United States Bankruptcy Court, Northern District of Illinois
Jun 13, 2022
13bk06829 (Bankr. N.D. Ill. Jun. 13, 2022)

Opinion

13bk06829 Adv. 21ap00017

06-13-2022

In re: Christal Tolbert, Debtor. v. United States Department of Education, Defendant, Christal Tolbert, Plaintiff,


Chapter 7

MEMORANDUM OPINION

LaShonda A. Hunt United States Bankruptcy Judge.

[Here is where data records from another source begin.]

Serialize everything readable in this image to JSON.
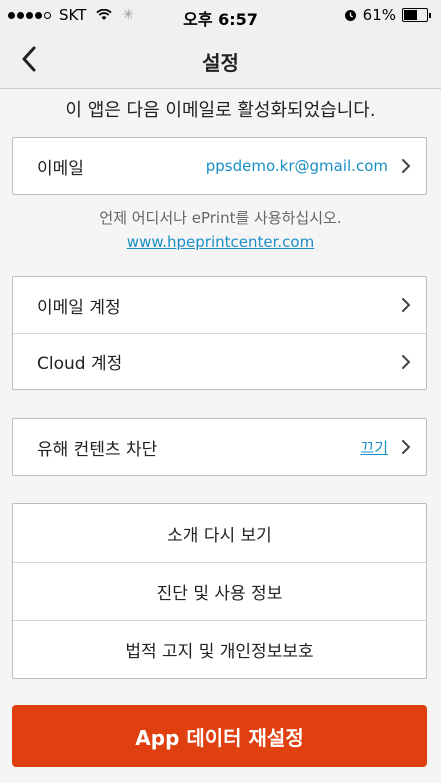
{
  "status_bar": {
    "carrier": "SKT",
    "time": "오후 6:57",
    "battery": "61%",
    "battery_level": 0.61
  },
  "nav": {
    "title": "설정"
  },
  "intro": "이 앱은 다음 이메일로 활성화되었습니다.",
  "email_row": {
    "label": "이메일",
    "value": "ppsdemo.kr@gmail.com"
  },
  "info": {
    "text": "언제 어디서나 ePrint를 사용하십시오.",
    "link": "www.hpeprintcenter.com"
  },
  "accounts": [
    {
      "label": "이메일 계정"
    },
    {
      "label": "Cloud 계정"
    }
  ],
  "content_block": {
    "label": "유해 컨텐츠 차단",
    "value": "끄기"
  },
  "misc": [
    {
      "label": "소개 다시 보기"
    },
    {
      "label": "진단 및 사용 정보"
    },
    {
      "label": "법적 고지 및 개인정보보호"
    }
  ],
  "reset_button": "App 데이터 재설정",
  "colors": {
    "accent": "#1a8fc7",
    "reset": "#e0400f"
  }
}
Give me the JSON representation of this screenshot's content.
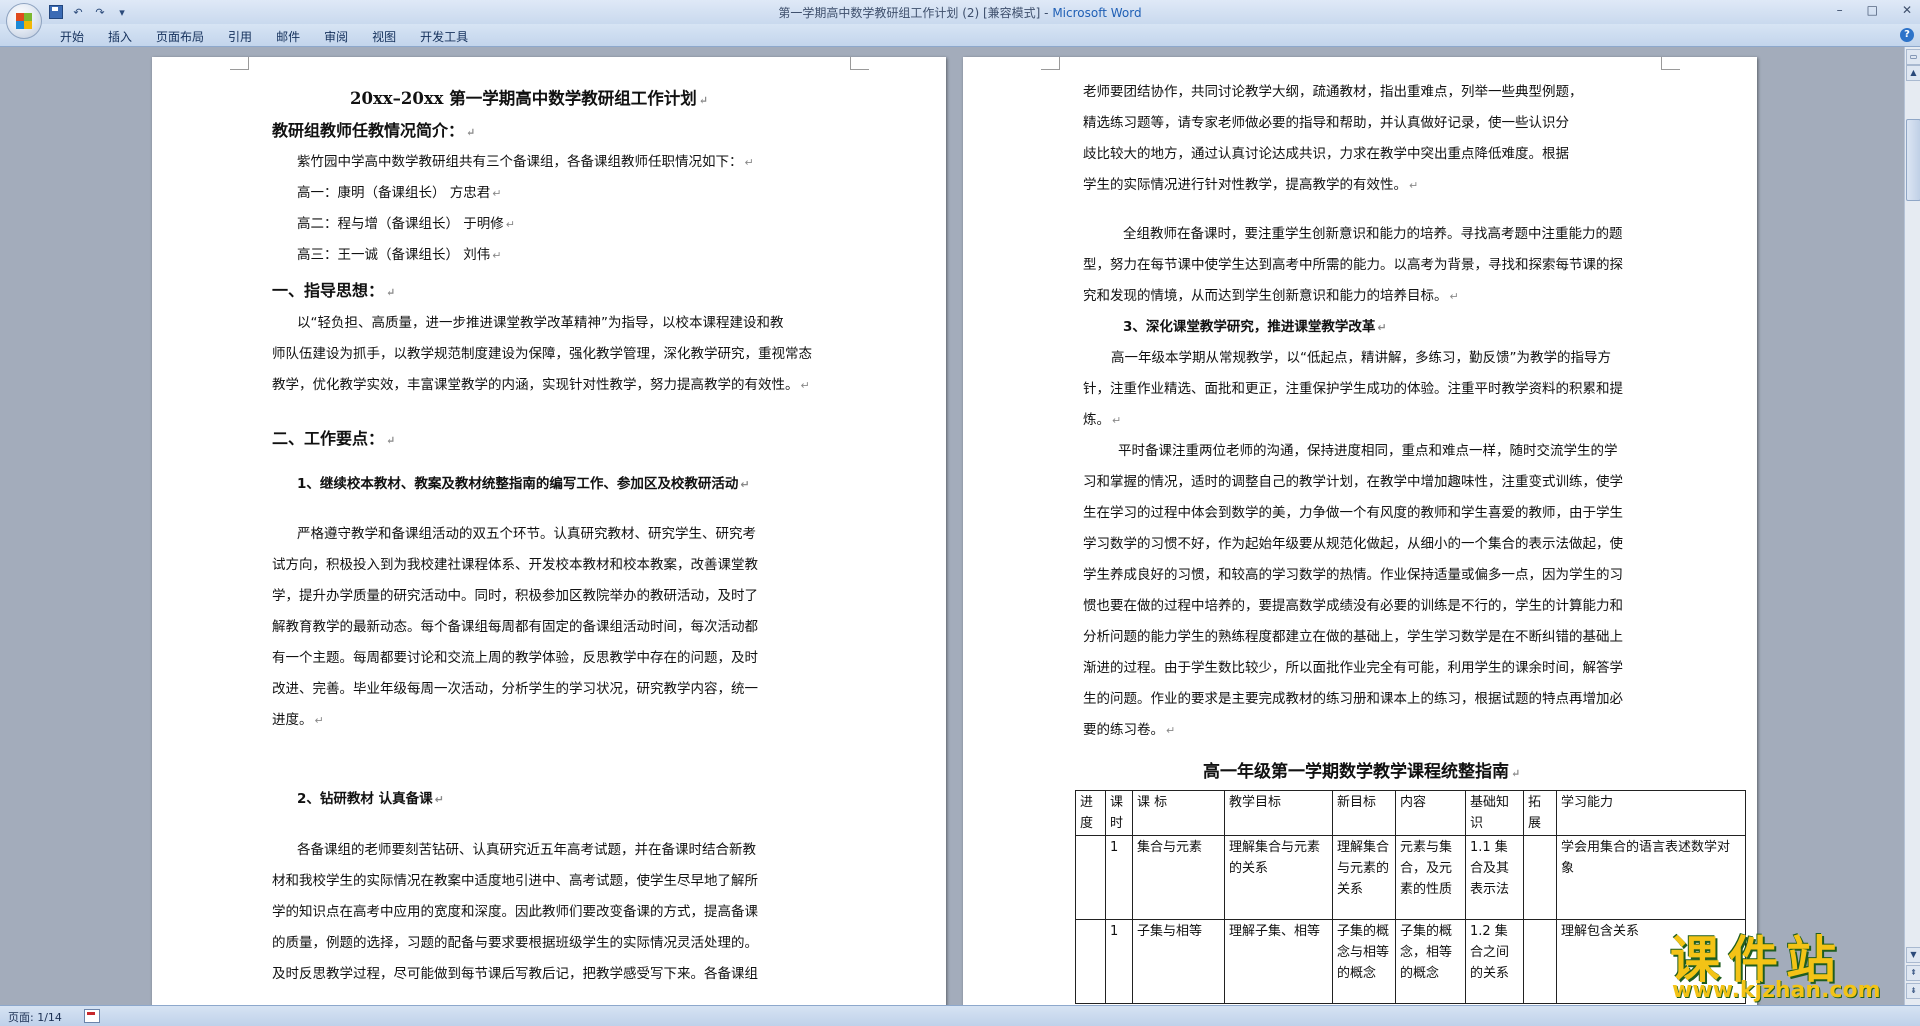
{
  "window": {
    "title_doc": "第一学期高中数学教研组工作计划 (2) [兼容模式] - ",
    "title_app": "Microsoft Word",
    "minimize": "–",
    "maximize": "□",
    "close": "✕"
  },
  "quick_access": {
    "undo_symbol": "↶",
    "redo_symbol": "↷",
    "customize_symbol": "▾"
  },
  "ribbon": {
    "tabs": [
      "开始",
      "插入",
      "页面布局",
      "引用",
      "邮件",
      "审阅",
      "视图",
      "开发工具"
    ],
    "help_symbol": "?"
  },
  "page1": {
    "title": "20xx–20xx 第一学期高中数学教研组工作计划",
    "lines": [
      "教研组教师任教情况简介：",
      "紫竹园中学高中数学教研组共有三个备课组，各备课组教师任职情况如下：",
      "高一：康明（备课组长）   方忠君",
      "高二：程与增（备课组长）   于明修",
      "高三：王一诚（备课组长）   刘伟",
      "一、指导思想：",
      "以“轻负担、高质量，进一步推进课堂教学改革精神”为指导，以校本课程建设和教",
      "师队伍建设为抓手，以教学规范制度建设为保障，强化教学管理，深化教学研究，重视常态",
      "教学，优化教学实效，丰富课堂教学的内涵，实现针对性教学，努力提高教学的有效性。",
      "二、工作要点：",
      "1、继续校本教材、教案及教材统整指南的编写工作、参加区及校教研活动",
      "严格遵守教学和备课组活动的双五个环节。认真研究教材、研究学生、研究考",
      "试方向，积极投入到为我校建社课程体系、开发校本教材和校本教案，改善课堂教",
      "学，提升办学质量的研究活动中。同时，积极参加区教院举办的教研活动，及时了",
      "解教育教学的最新动态。每个备课组每周都有固定的备课组活动时间，每次活动都",
      "有一个主题。每周都要讨论和交流上周的教学体验，反思教学中存在的问题，及时",
      "改进、完善。毕业年级每周一次活动，分析学生的学习状况，研究教学内容，统一",
      "进度。",
      "2、钻研教材  认真备课",
      "各备课组的老师要刻苦钻研、认真研究近五年高考试题，并在备课时结合新教",
      "材和我校学生的实际情况在教案中适度地引进中、高考试题，使学生尽早地了解所",
      "学的知识点在高考中应用的宽度和深度。因此教师们要改变备课的方式，提高备课",
      "的质量，例题的选择，习题的配备与要求要根据班级学生的实际情况灵活处理的。",
      "及时反思教学过程，尽可能做到每节课后写教后记，把教学感受写下来。各备课组"
    ]
  },
  "page2": {
    "lines": [
      "老师要团结协作，共同讨论教学大纲，疏通教材，指出重难点，列举一些典型例题，",
      "精选练习题等，请专家老师做必要的指导和帮助，并认真做好记录，使一些认识分",
      "歧比较大的地方，通过认真讨论达成共识，力求在教学中突出重点降低难度。根据",
      "学生的实际情况进行针对性教学，提高教学的有效性。",
      "全组教师在备课时，要注重学生创新意识和能力的培养。寻找高考题中注重能力的题",
      "型，努力在每节课中使学生达到高考中所需的能力。以高考为背景，寻找和探索每节课的探",
      "究和发现的情境，从而达到学生创新意识和能力的培养目标。",
      "3、深化课堂教学研究，推进课堂教学改革",
      "高一年级本学期从常规教学，以“低起点，精讲解，多练习，勤反馈”为教学的指导方",
      "针，注重作业精选、面批和更正，注重保护学生成功的体验。注重平时教学资料的积累和提",
      "炼。",
      "平时备课注重两位老师的沟通，保持进度相同，重点和难点一样，随时交流学生的学",
      "习和掌握的情况，适时的调整自己的教学计划，在教学中增加趣味性，注重变式训练，使学",
      "生在学习的过程中体会到数学的美，力争做一个有风度的教师和学生喜爱的教师，由于学生",
      "学习数学的习惯不好，作为起始年级要从规范化做起，从细小的一个集合的表示法做起，使",
      "学生养成良好的习惯，和较高的学习数学的热情。作业保持适量或偏多一点，因为学生的习",
      "惯也要在做的过程中培养的，要提高数学成绩没有必要的训练是不行的，学生的计算能力和",
      "分析问题的能力学生的熟练程度都建立在做的基础上，学生学习数学是在不断纠错的基础上",
      "渐进的过程。由于学生数比较少，所以面批作业完全有可能，利用学生的课余时间，解答学",
      "生的问题。作业的要求是主要完成教材的练习册和课本上的练习，根据试题的特点再增加必",
      "要的练习卷。"
    ],
    "table_title": "高一年级第一学期数学教学课程统整指南",
    "table": {
      "headers": [
        "进度",
        "课时",
        "课    标",
        "教学目标",
        "新目标",
        "内容",
        "基础知识",
        "拓展",
        "学习能力"
      ],
      "rows": [
        [
          "",
          "1",
          "集合与元素",
          "理解集合与元素的关系",
          "理解集合与元素的关系",
          "元素与集合，及元素的性质",
          "1.1  集合及其表示法",
          "",
          "学会用集合的语言表述数学对象"
        ],
        [
          "",
          "1",
          "子集与相等",
          "理解子集、相等",
          "子集的概念与相等的概念",
          "子集的概念，相等的概念",
          "1.2  集合之间的关系",
          "",
          "理解包含关系"
        ]
      ]
    }
  },
  "status": {
    "page_info": "页面: 1/14"
  },
  "watermark": {
    "text": "课件站",
    "url": "www.kjzhan.com"
  }
}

Plaintiff/debtor Christal Tolbert was granted leave to reopen her bankruptcy case and initiate an adversary proceeding to determine the dischargeability of her student loans under 11 U.S.C. § 523(a)(8). Tolbert eventually filed an amended complaint against United States Department of Education and Navient Solutions, LLC seeking to discharge nearly $300,000 of pre-petition student loans that she had consolidated post-petition. Navient settled its claim with Tolbert. DOE has now moved for summary judgment, contending that the consolidation created a new post-petition loan that is no longer eligible for discharge. Although pro bono counsel for Tolbert appeared in opposition to the motion and asked for time to respond, Tolbert did not file a brief or contest DOE's statement of facts. For the reasons that follow, summary judgment will be granted in favor of DOE on the amended complaint.

BACKGROUND

The facts are derived from DOE's statement of material facts under Local Rule 7056-1. Because Tolbert did not respond, they are undisputed. See Local Bankr. R. 7056-2(B) ("[A]ll material facts set forth in the statement required of the moving party will be deemed to be admitted unless controverted by the statement of the opposing party."); see also In re Signore, 436 B.R. 65, 67 (Bankr. N.D. Ill. 2010) ("If a nonmovant fails to properly respond to a movant's 56.1(a) statement, the movant's factual allegations are deemed admitted.") (citation omitted). The Court also takes judicial notice of the dockets in the bankruptcy case and adversary proceeding. See Inskeep v. Grosso (In re Fin. Partners), 116 B.R. 629, 635 (Bankr. N.D. Ill. 1989).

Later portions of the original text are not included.